Insomniacs and new parents, please look away now, but on Saturday night I had eleven hours sleep. I woke to feel, for once, fully awake and properly rested, but even writing it down feels like a confession.

I’ve always had a strange relationship with rest. When I was seven, I was confined to bed for a week after one of my frequent nosebleeds turned into a haemorrhage and revealed that I was suffering from chronic anaemia.

Visitors weren’t allowed as my immune system was compromised and despite the mountain of books and comics plus the small black and white portable TV hastily rigged up at the end of my bed, those seven days felt like an eternity.

That week of total bed rest saved me from a blood transfusion, something that with hindsight, I’m eternally grateful for. I might have grown up to see rest as a sort of saviour, but instead, I spent most of my adult life battling against constant tiredness while simultaneously, trying to deny the necessity of rest.

Sleep felt like dead time, resting felt like laziness, or worse, weakness. So, like a lot of people, I found myself caught in the cycle of overworking almost to the point of burnout. My health would dip so I’d reluctantly slow the pace for a while only to hop straight back on the merry-go-round as soon as I felt better.

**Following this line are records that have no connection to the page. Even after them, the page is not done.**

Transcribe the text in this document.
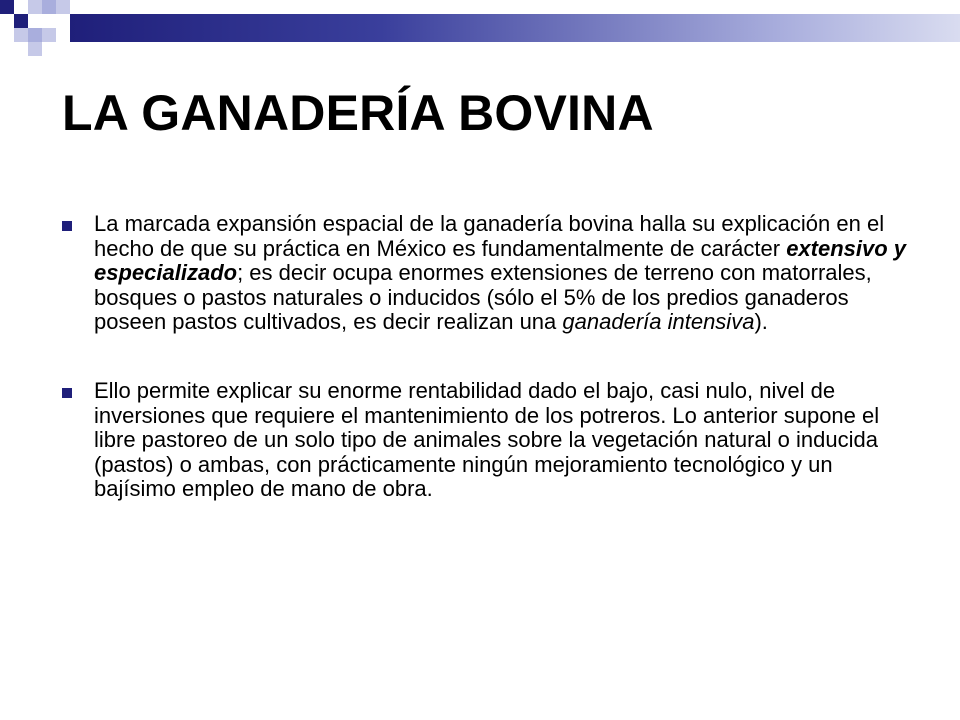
LA GANADERÍA BOVINA
La marcada expansión espacial de la ganadería bovina halla su explicación en el hecho de que su práctica en México es fundamentalmente de carácter extensivo y especializado; es decir ocupa enormes extensiones de terreno con matorrales, bosques o pastos naturales o inducidos (sólo el 5% de los predios ganaderos poseen pastos cultivados, es decir realizan una ganadería intensiva).
Ello permite explicar su enorme rentabilidad dado el bajo, casi nulo, nivel de inversiones que requiere el mantenimiento de los potreros. Lo anterior supone el libre pastoreo de un solo tipo de animales sobre la vegetación natural o inducida (pastos) o ambas, con prácticamente ningún mejoramiento tecnológico y un bajísimo empleo de mano de obra.
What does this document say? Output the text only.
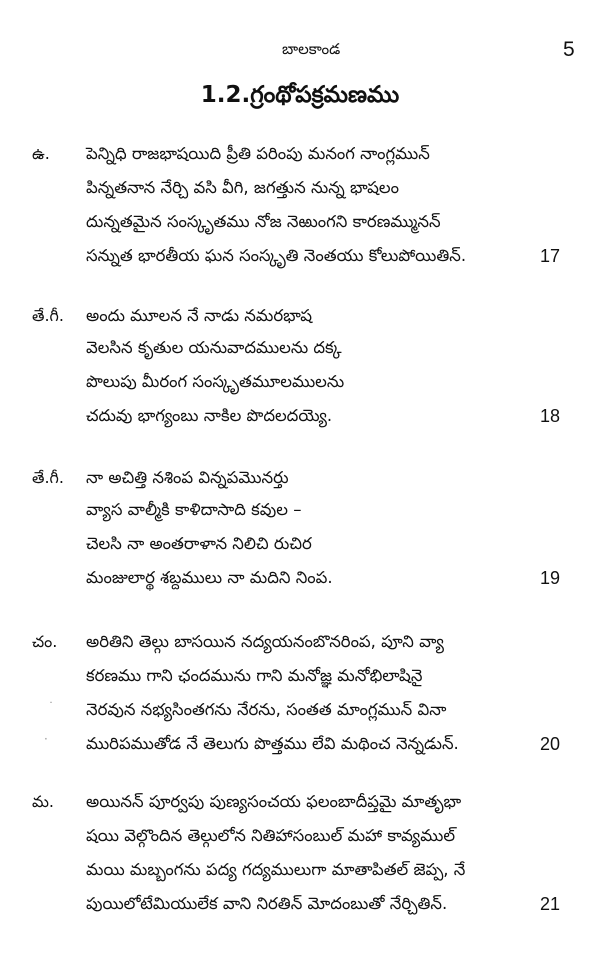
బాలకాండ	5
1.2.గ్రంథోపక్రమణము
ఉ. పెన్నిధి రాజభాషయిది ప్రీతి పరింపు మనంగ నాంగ్లమున్
పిన్నతనాన నేర్చి వసి వీగి, జగత్తున నున్న భాషలం
దున్నతమైన సంస్కృతము నోజ నెఱుంగని కారణమ్మునన్
సన్నుత భారతీయ ఘన సంస్కృతి నెంతయు కోలుపోయితిన్.	17
తే.గీ. అందు మూలన నే నాడు నమరభాష
వెలసిన కృతుల యనువాదములను దక్క
పొలుపు మీరంగ సంస్కృతమూలములను
చదువు భాగ్యంబు నాకిల పొదలదయ్యె.	18
తే.గీ. నా అచిత్తి నశింప విన్నపమొనర్తు
వ్యాస వాల్మీకి కాళిదాసాది కవుల –
చెలసి నా అంతరాళాన నిలిచి రుచిర
మంజులార్థ శబ్దములు నా మదిని నింప.	19
చం. అరితిని తెల్గు బాసయిన నద్యయనంబొనరింప, పూని వ్యా
కరణము గాని ఛందమును గాని మనోజ్ఞ మనోభిలాషినై
నెరవున నభ్యసింతగను నేరను, సంతత మాంగ్లమున్ వినా
మురిపముతోడ నే తెలుగు పొత్తము లేవి మథించ నెన్నడున్.	20
˙
·
మ. అయినన్ పూర్వపు పుణ్యసంచయ ఫలంబాదీప్తమై మాతృభా
షయి వెల్గొందిన తెల్గులోన నితిహాసంబుల్ మహా కావ్యముల్
మయి మబ్బంగను పద్య గద్యములుగా మాతాపితల్ జెప్ప, నే
పుయిలోటేమియులేక వాని నిరతిన్ మోదంబుతో నేర్చితిన్.	21
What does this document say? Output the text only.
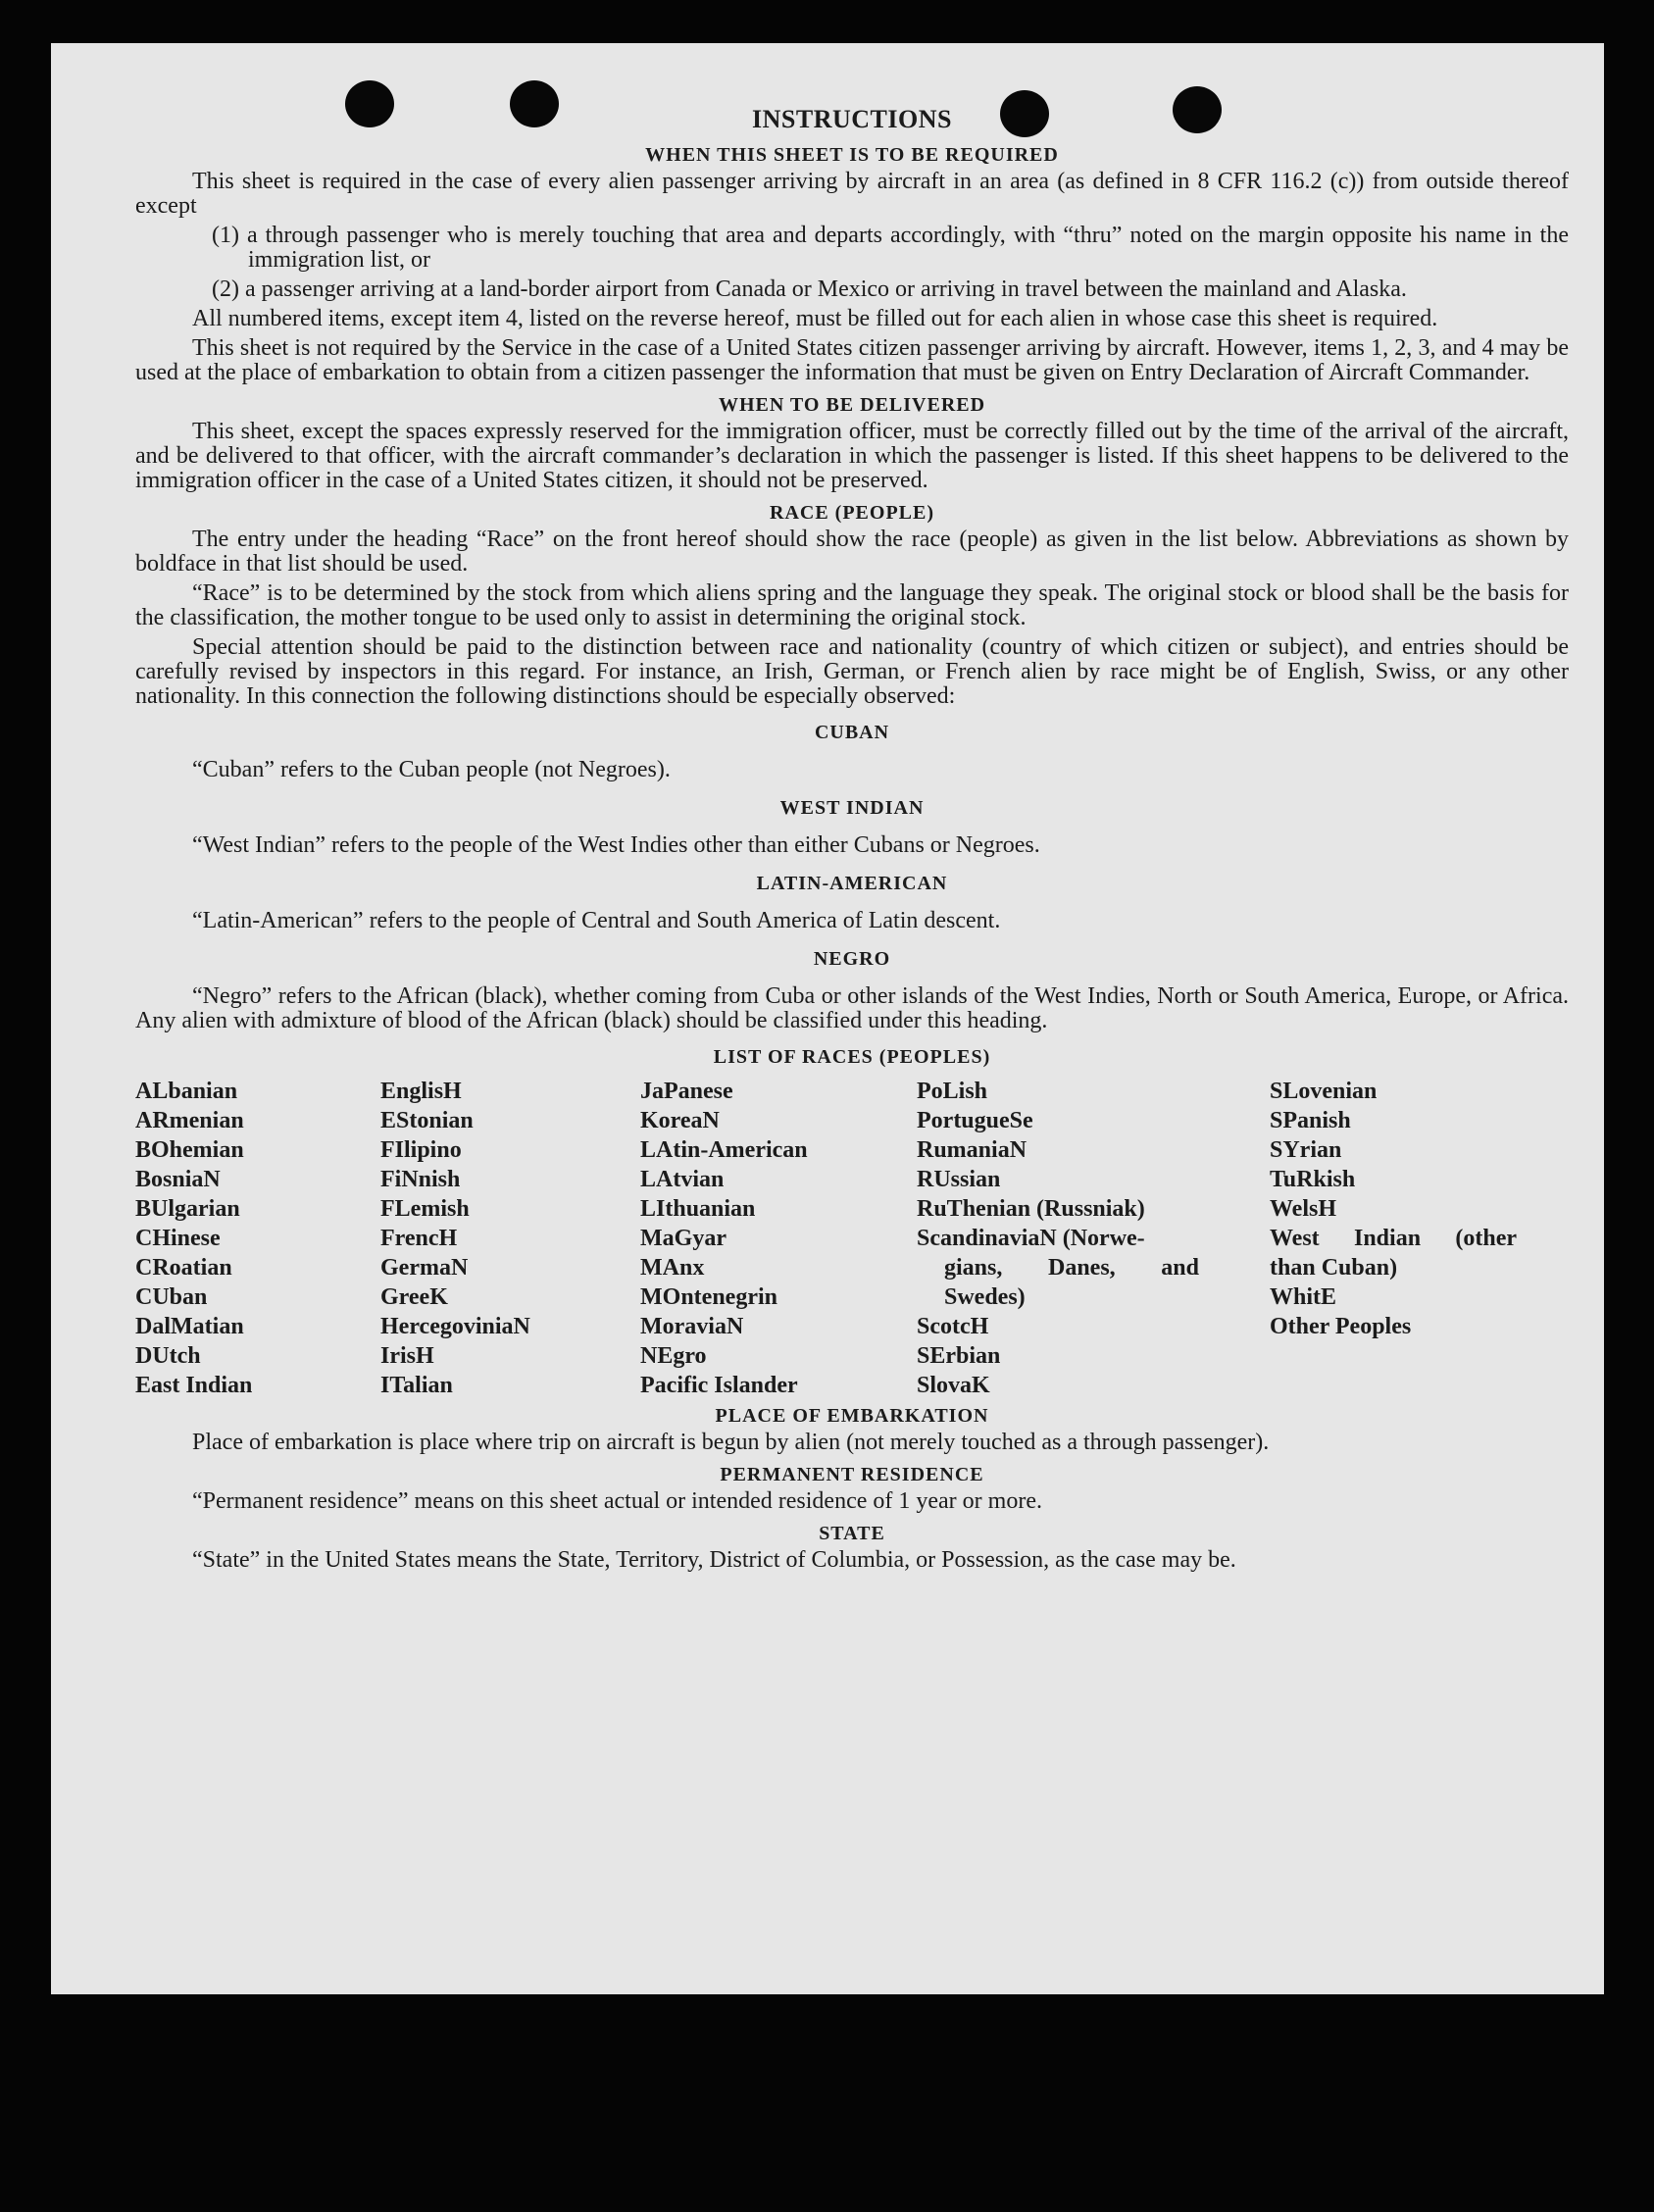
INSTRUCTIONS
WHEN THIS SHEET IS TO BE REQUIRED

This sheet is required in the case of every alien passenger arriving by aircraft in an area (as defined in 8 CFR 116.2 (c)) from outside thereof except

(1) a through passenger who is merely touching that area and departs accordingly, with “thru” noted on the margin opposite his name in the immigration list, or
(2) a passenger arriving at a land-border airport from Canada or Mexico or arriving in travel between the mainland and Alaska.

All numbered items, except item 4, listed on the reverse hereof, must be filled out for each alien in whose case this sheet is required.

This sheet is not required by the Service in the case of a United States citizen passenger arriving by aircraft. However, items 1, 2, 3, and 4 may be used at the place of embarkation to obtain from a citizen passenger the information that must be given on Entry Declaration of Aircraft Commander.

WHEN TO BE DELIVERED

This sheet, except the spaces expressly reserved for the immigration officer, must be correctly filled out by the time of the arrival of the aircraft, and be delivered to that officer, with the aircraft commander’s declaration in which the passenger is listed. If this sheet happens to be delivered to the immigration officer in the case of a United States citizen, it should not be preserved.

RACE (PEOPLE)

The entry under the heading “Race” on the front hereof should show the race (people) as given in the list below. Abbreviations as shown by boldface in that list should be used.

“Race” is to be determined by the stock from which aliens spring and the language they speak. The original stock or blood shall be the basis for the classification, the mother tongue to be used only to assist in determining the original stock.

Special attention should be paid to the distinction between race and nationality (country of which citizen or subject), and entries should be carefully revised by inspectors in this regard. For instance, an Irish, German, or French alien by race might be of English, Swiss, or any other nationality. In this connection the following distinctions should be especially observed:

CUBAN

“Cuban” refers to the Cuban people (not Negroes).

WEST INDIAN

“West Indian” refers to the people of the West Indies other than either Cubans or Negroes.

LATIN-AMERICAN

“Latin-American” refers to the people of Central and South America of Latin descent.

NEGRO

“Negro” refers to the African (black), whether coming from Cuba or other islands of the West Indies, North or South America, Europe, or Africa. Any alien with admixture of blood of the African (black) should be classified under this heading.

LIST OF RACES (PEOPLES)
ALbanian
ARmenian
BOhemian
BosniaN
BUlgarian
CHinese
CRoatian
CUban
DalMatian
DUtch
East Indian
EnglisH
EStonian
FIlipino
FiNnish
FLemish
FrencH
GermaN
GreeK
HercegoviniaN
IrisH
ITalian
JaPanese
KoreaN
LAtin-American
LAtvian
LIthuanian
MaGyar
MAnx
MOntenegrin
MoraviaN
NEgro
Pacific Islander
PoLish
PortugueSe
RumaniaN
RUssian
RuThenian (Russniak)
ScandinaviaN (Norwe-
gians, Danes, and
Swedes)
ScotcH
SErbian
SlovaK
SLovenian
SPanish
SYrian
TuRkish
WelsH
West Indian (other
than Cuban)
WhitE
Other Peoples
PLACE OF EMBARKATION

Place of embarkation is place where trip on aircraft is begun by alien (not merely touched as a through passenger).

PERMANENT RESIDENCE

“Permanent residence” means on this sheet actual or intended residence of 1 year or more.

STATE

“State” in the United States means the State, Territory, District of Columbia, or Possession, as the case may be.
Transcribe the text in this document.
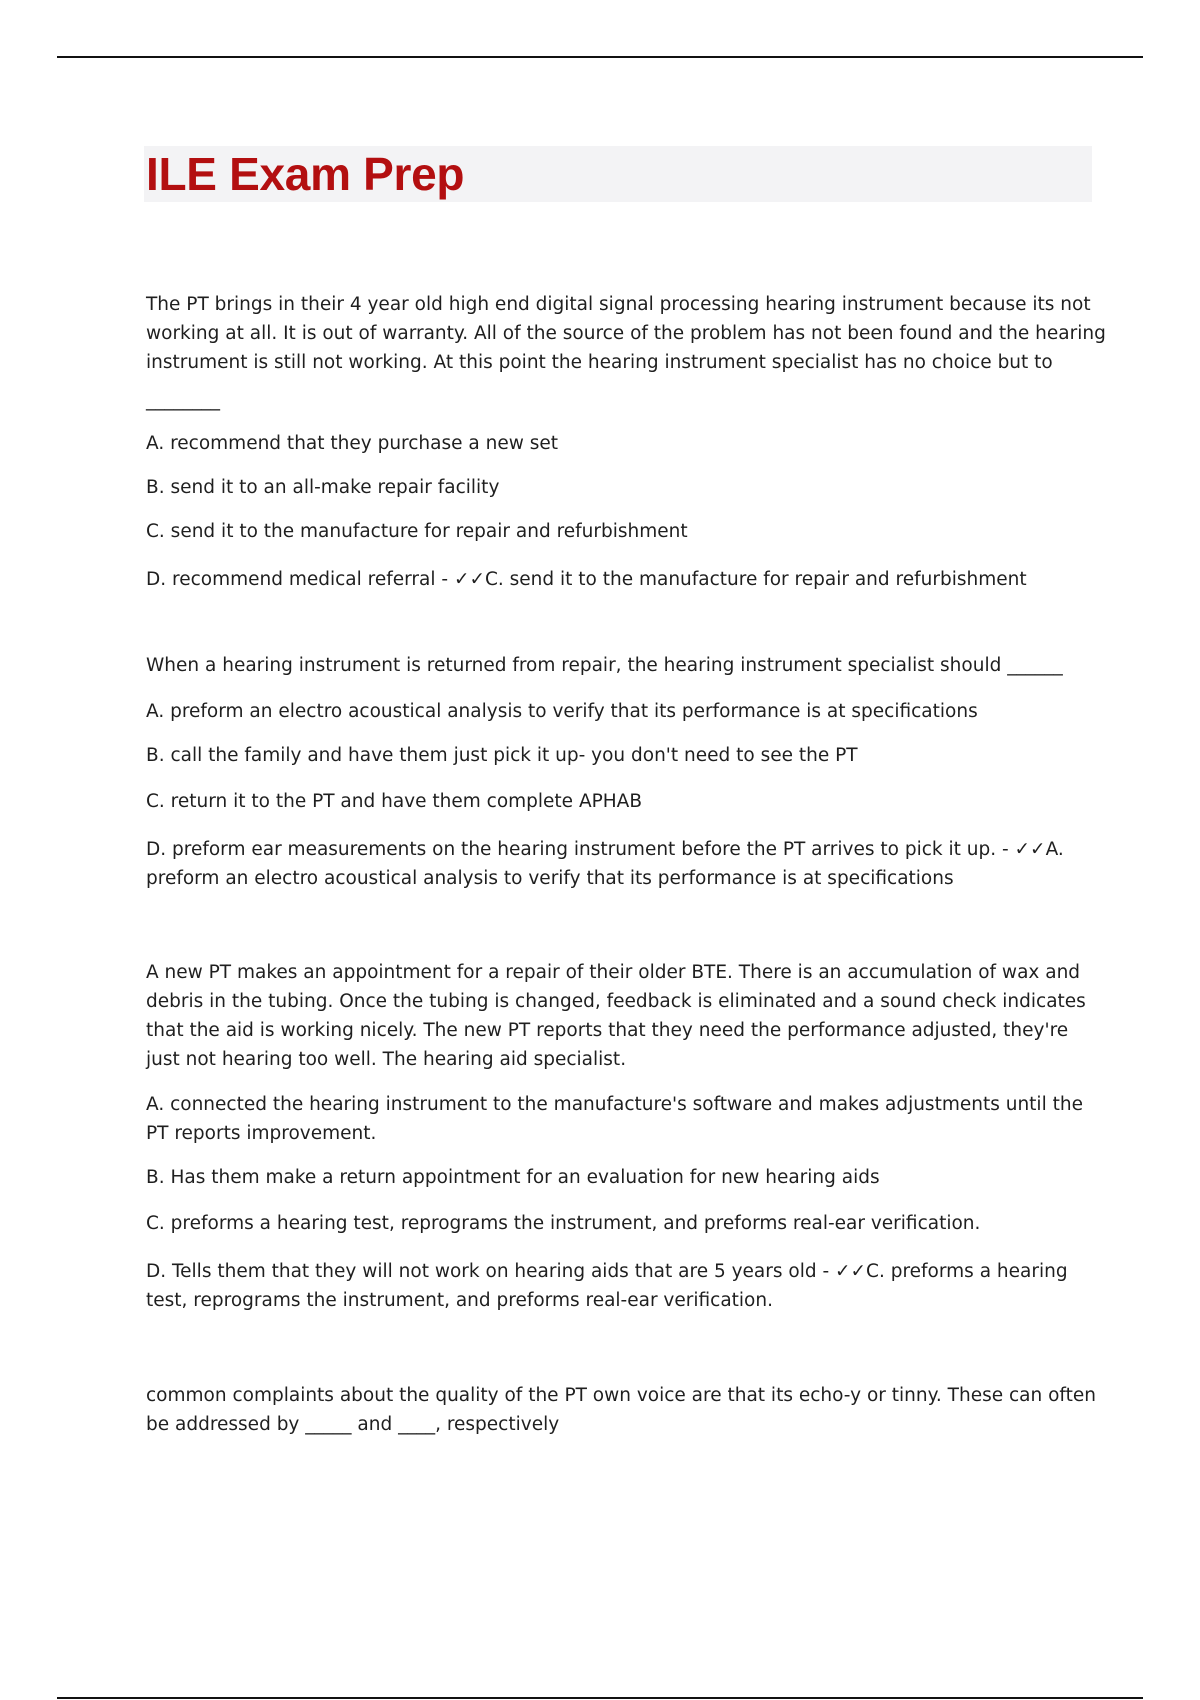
ILE Exam Prep

The PT brings in their 4 year old high end digital signal processing hearing instrument because its not working at all. It is out of warranty. All of the source of the problem has not been found and the hearing instrument is still not working. At this point the hearing instrument specialist has no choice but to

________

A. recommend that they purchase a new set
B. send it to an all-make repair facility
C. send it to the manufacture for repair and refurbishment
D. recommend medical referral - ✓✓C. send it to the manufacture for repair and refurbishment

When a hearing instrument is returned from repair, the hearing instrument specialist should ______

A. preform an electro acoustical analysis to verify that its performance is at specifications
B. call the family and have them just pick it up- you don't need to see the PT
C. return it to the PT and have them complete APHAB
D. preform ear measurements on the hearing instrument before the PT arrives to pick it up. - ✓✓A. preform an electro acoustical analysis to verify that its performance is at specifications

A new PT makes an appointment for a repair of their older BTE. There is an accumulation of wax and debris in the tubing. Once the tubing is changed, feedback is eliminated and a sound check indicates that the aid is working nicely. The new PT reports that they need the performance adjusted, they're just not hearing too well. The hearing aid specialist.

A. connected the hearing instrument to the manufacture's software and makes adjustments until the PT reports improvement.
B. Has them make a return appointment for an evaluation for new hearing aids
C. preforms a hearing test, reprograms the instrument, and preforms real-ear verification.
D. Tells them that they will not work on hearing aids that are 5 years old - ✓✓C. preforms a hearing test, reprograms the instrument, and preforms real-ear verification.

common complaints about the quality of the PT own voice are that its echo-y or tinny. These can often be addressed by _____ and ____, respectively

It was my mother’s death and all of the fallout that came with it, that finally forced me down from the carousel horse and helped me to see the ridiculousness of it all.

There are times in our lives when it is genuinely hard to find time to rest; looking after young children, working on an important project or dealing with a crisis, but for many of us, my old self included, rejecting rest in favour of constant ‘doing’ has been a choice.

It’s a choice that gets the full support of our consumer-driven culture and one that we make even though we know that it robs us of our health, happiness and even takes years off our life.

This crisis is inviting us all to rest now. To stay home to save lives. Wouldn’t it be wonderful if one of its legacies was our ability to feel as proud of our resting as we are of our doing?

It’s not about doing or having…. it’s all about being

2 thoughts on “…rested”

  1. Totally, our culture drives to have more, achieve more, BE more. All at the expense of our sanity a lot of the time. Lack of rest actually causes mania so we really are harming ourselves when we don’t get enough. And to those that wear lack of sleep as a badge of honour – you’re only fooling yourselves.